William L. Shifflett 4th Va Cav, Co D
"We are still expecting the enemy. Why dont he come?" -JEB Stuart
In Memory of 3 Sox, 4th Va Cavalry horse, my mount, my friend. Killed in action January 9th, 2005.
Andy: As nobody has given any really good ideas except for Mikes, and I do not know the experience level of you or your horse, lest start with basics.
Drill, drill. If your unit is large enough a new trooper and horse combo should be in the second rank either as a number 2 or 3. This give horse and rider someone to follow and watch. The drill will let you determine how your horse reacts when closed in. If he is at his ease, then you are on to a good start.
As for linking, how does he react to cross ties and/or being tied on the picket line. A easy exercise would be to ponie your horse, or use him to ponie another horse to test his compatability.

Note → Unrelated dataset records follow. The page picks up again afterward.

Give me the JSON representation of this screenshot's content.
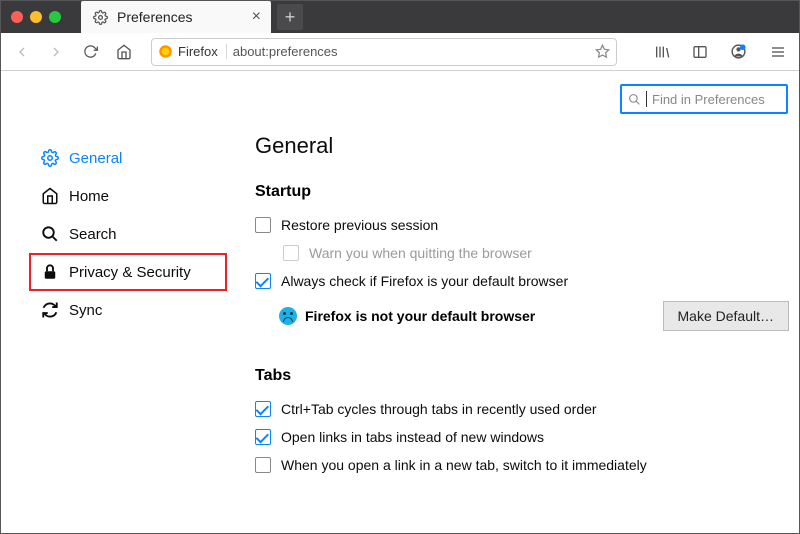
{
  "window": {
    "tab_title": "Preferences"
  },
  "urlbar": {
    "identity": "Firefox",
    "url": "about:preferences"
  },
  "search": {
    "placeholder": "Find in Preferences"
  },
  "sidebar": {
    "items": [
      {
        "label": "General"
      },
      {
        "label": "Home"
      },
      {
        "label": "Search"
      },
      {
        "label": "Privacy & Security"
      },
      {
        "label": "Sync"
      }
    ]
  },
  "main": {
    "heading": "General",
    "startup": {
      "title": "Startup",
      "restore_label": "Restore previous session",
      "warn_quit_label": "Warn you when quitting the browser",
      "always_check_label": "Always check if Firefox is your default browser",
      "status_text": "Firefox is not your default browser",
      "make_default_label": "Make Default…"
    },
    "tabs": {
      "title": "Tabs",
      "ctrl_tab_label": "Ctrl+Tab cycles through tabs in recently used order",
      "open_links_label": "Open links in tabs instead of new windows",
      "switch_new_tab_label": "When you open a link in a new tab, switch to it immediately"
    }
  }
}
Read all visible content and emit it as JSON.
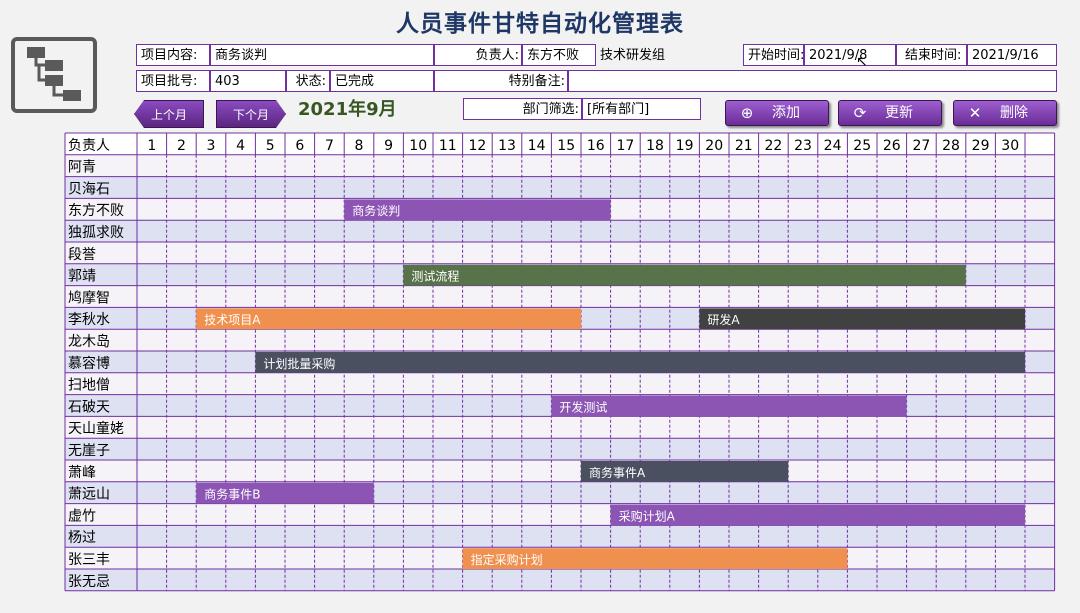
{
  "title": "人员事件甘特自动化管理表",
  "header": {
    "project_content_label": "项目内容:",
    "project_content_value": "商务谈判",
    "owner_label": "负责人:",
    "owner_value": "东方不败",
    "dept_value": "技术研发组",
    "start_label": "开始时间:",
    "start_value": "2021/9/8",
    "end_label": "结束时间:",
    "end_value": "2021/9/16",
    "batch_label": "项目批号:",
    "batch_value": "403",
    "status_label": "状态:",
    "status_value": "已完成",
    "note_label": "特别备注:",
    "note_value": ""
  },
  "nav": {
    "prev_label": "上个月",
    "next_label": "下个月",
    "month_label": "2021年9月"
  },
  "filter": {
    "label": "部门筛选:",
    "value": "[所有部门]"
  },
  "buttons": {
    "add": "添加",
    "update": "更新",
    "delete": "删除"
  },
  "grid": {
    "header_label": "负责人",
    "days": [
      "1",
      "2",
      "3",
      "4",
      "5",
      "6",
      "7",
      "8",
      "9",
      "10",
      "11",
      "12",
      "13",
      "14",
      "15",
      "16",
      "17",
      "18",
      "19",
      "20",
      "21",
      "22",
      "23",
      "24",
      "25",
      "26",
      "27",
      "28",
      "29",
      "30",
      ""
    ],
    "people": [
      "阿青",
      "贝海石",
      "东方不败",
      "独孤求败",
      "段誉",
      "郭靖",
      "鸠摩智",
      "李秋水",
      "龙木岛",
      "慕容博",
      "扫地僧",
      "石破天",
      "天山童姥",
      "无崖子",
      "萧峰",
      "萧远山",
      "虚竹",
      "杨过",
      "张三丰",
      "张无忌"
    ]
  },
  "colors": {
    "purple": "#8c55b4",
    "green": "#58724a",
    "orange": "#f0904f",
    "dark": "#414141",
    "slate": "#4a5060"
  },
  "chart_data": {
    "type": "gantt",
    "tasks": [
      {
        "row": 2,
        "start": 8,
        "end": 16,
        "label": "商务谈判",
        "color": "#8c55b4"
      },
      {
        "row": 5,
        "start": 10,
        "end": 28,
        "label": "测试流程",
        "color": "#58724a"
      },
      {
        "row": 7,
        "start": 3,
        "end": 15,
        "label": "技术项目A",
        "color": "#f0904f"
      },
      {
        "row": 7,
        "start": 20,
        "end": 30,
        "label": "研发A",
        "color": "#414141"
      },
      {
        "row": 9,
        "start": 5,
        "end": 30,
        "label": "计划批量采购",
        "color": "#4a5060"
      },
      {
        "row": 11,
        "start": 15,
        "end": 26,
        "label": "开发测试",
        "color": "#8c55b4"
      },
      {
        "row": 14,
        "start": 16,
        "end": 22,
        "label": "商务事件A",
        "color": "#4a5060"
      },
      {
        "row": 15,
        "start": 3,
        "end": 8,
        "label": "商务事件B",
        "color": "#8c55b4"
      },
      {
        "row": 16,
        "start": 17,
        "end": 30,
        "label": "采购计划A",
        "color": "#8c55b4"
      },
      {
        "row": 18,
        "start": 12,
        "end": 24,
        "label": "指定采购计划",
        "color": "#f0904f"
      }
    ]
  }
}
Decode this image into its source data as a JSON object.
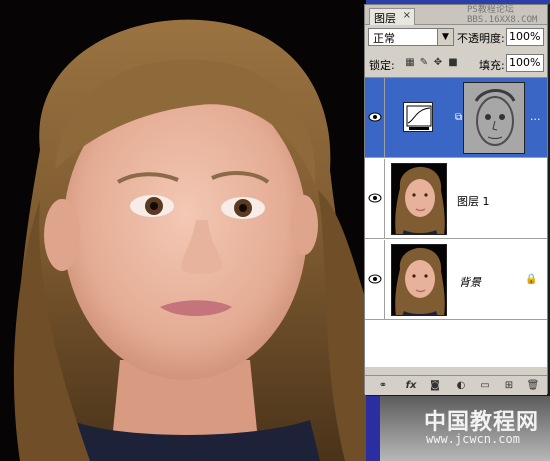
{
  "panel": {
    "tab_label": "图层",
    "tab_close": "×",
    "watermark_top": [
      "PS教程论坛",
      "BBS.16XX8.COM"
    ],
    "blend_mode": "正常",
    "opacity_label": "不透明度:",
    "opacity_value": "100%",
    "lock_label": "锁定:",
    "fill_label": "填充:",
    "fill_value": "100%",
    "layers": [
      {
        "name": "",
        "type": "curves-adjustment",
        "selected": true,
        "extra": "..."
      },
      {
        "name": "图层 1",
        "type": "image",
        "selected": false
      },
      {
        "name": "背景",
        "type": "image",
        "selected": false,
        "locked": true
      }
    ],
    "bottom_buttons": [
      "link-layers",
      "fx",
      "add-mask",
      "new-adjustment",
      "new-group",
      "new-layer",
      "delete"
    ]
  },
  "watermark": {
    "site_name": "中国教程网",
    "site_url": "www.jcwcn.com"
  },
  "colors": {
    "selection": "#3a66c6",
    "panel_bg": "#d4d0c8"
  }
}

When it comes to the number 4 man, the horse holder, he should be a good rider and horse savy. The common pratice in a lot of reenacting units is to use an older man with bad knees or back that does not move well and has trouble remounting, the other bad option is to use a new man that does not have a carbine yet.
As you and your horse progress, it is a good practice for the unit to establish a standard set of fours, based on skills and compatability of men and horses. The front rank should always be the best of the unit in drill and horsemanship, as they lead the way.